What about space GPS? This is where DART's sun sensor and star trackers come in, keeping one proverbial eye on the sun and watching out for certain stars with another, so it will know where it is in space. It also has an autonomous SMART Nav system created by scientists at NASA’s Jet Propulsion Lab (JPL) and the Johns Hopkins APL, which will kick in when the spacecraft has 4 hours to go until impact. That is also when its DRACO camera will switch on to locate Didymos and Dimorphos. It should be able to see Dimorphos an hour before its first and final impact.

The ROSA tech used on DART won’t stop there. Carter looks forward to powering future missions with those next-gen solar arrays.

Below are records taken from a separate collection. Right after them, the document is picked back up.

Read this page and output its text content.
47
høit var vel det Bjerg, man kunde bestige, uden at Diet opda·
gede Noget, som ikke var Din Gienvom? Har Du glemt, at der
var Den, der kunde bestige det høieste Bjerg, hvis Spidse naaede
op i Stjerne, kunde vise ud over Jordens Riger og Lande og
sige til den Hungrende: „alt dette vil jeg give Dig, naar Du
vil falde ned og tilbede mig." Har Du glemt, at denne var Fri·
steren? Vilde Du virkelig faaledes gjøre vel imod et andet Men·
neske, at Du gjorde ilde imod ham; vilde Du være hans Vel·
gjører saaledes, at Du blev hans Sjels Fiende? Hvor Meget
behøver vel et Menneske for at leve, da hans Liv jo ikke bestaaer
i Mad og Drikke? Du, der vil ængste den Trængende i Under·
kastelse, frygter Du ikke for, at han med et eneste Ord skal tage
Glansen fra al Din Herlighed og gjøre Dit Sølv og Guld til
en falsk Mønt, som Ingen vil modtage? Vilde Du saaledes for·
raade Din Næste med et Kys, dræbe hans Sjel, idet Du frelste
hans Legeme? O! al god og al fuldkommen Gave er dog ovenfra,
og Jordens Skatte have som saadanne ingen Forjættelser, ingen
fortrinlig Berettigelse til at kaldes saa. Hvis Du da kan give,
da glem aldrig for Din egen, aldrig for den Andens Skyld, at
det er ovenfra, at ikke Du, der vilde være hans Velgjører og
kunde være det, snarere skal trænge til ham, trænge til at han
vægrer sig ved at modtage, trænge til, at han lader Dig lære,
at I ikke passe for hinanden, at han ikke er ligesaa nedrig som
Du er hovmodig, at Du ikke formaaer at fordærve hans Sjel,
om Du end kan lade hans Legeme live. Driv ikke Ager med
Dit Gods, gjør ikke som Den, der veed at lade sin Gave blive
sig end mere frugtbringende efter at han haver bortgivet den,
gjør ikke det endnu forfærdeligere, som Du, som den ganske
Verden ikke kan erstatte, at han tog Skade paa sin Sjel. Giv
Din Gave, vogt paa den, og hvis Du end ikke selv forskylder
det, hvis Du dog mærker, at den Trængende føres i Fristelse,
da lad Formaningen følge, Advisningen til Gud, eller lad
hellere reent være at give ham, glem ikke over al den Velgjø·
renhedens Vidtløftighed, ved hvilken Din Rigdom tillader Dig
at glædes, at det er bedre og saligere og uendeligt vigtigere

"We will continue to use the same tech on other current and future missions like Ovzon and PPE (NASA’s Power and Propulsion Element for lunar orbit),” he said. “The ISS ROSA arrays that were installed this year used all the same tech as well. They were very successful. We are building 4 more ISS ROSA arrays for delivery.”

Planetary defense is about to be a thing. DART will travel 6.8 million miles and reach the binary asteroid system almost a year from now, and when it does, we can only hope Krispy Kreme releases special donuts again.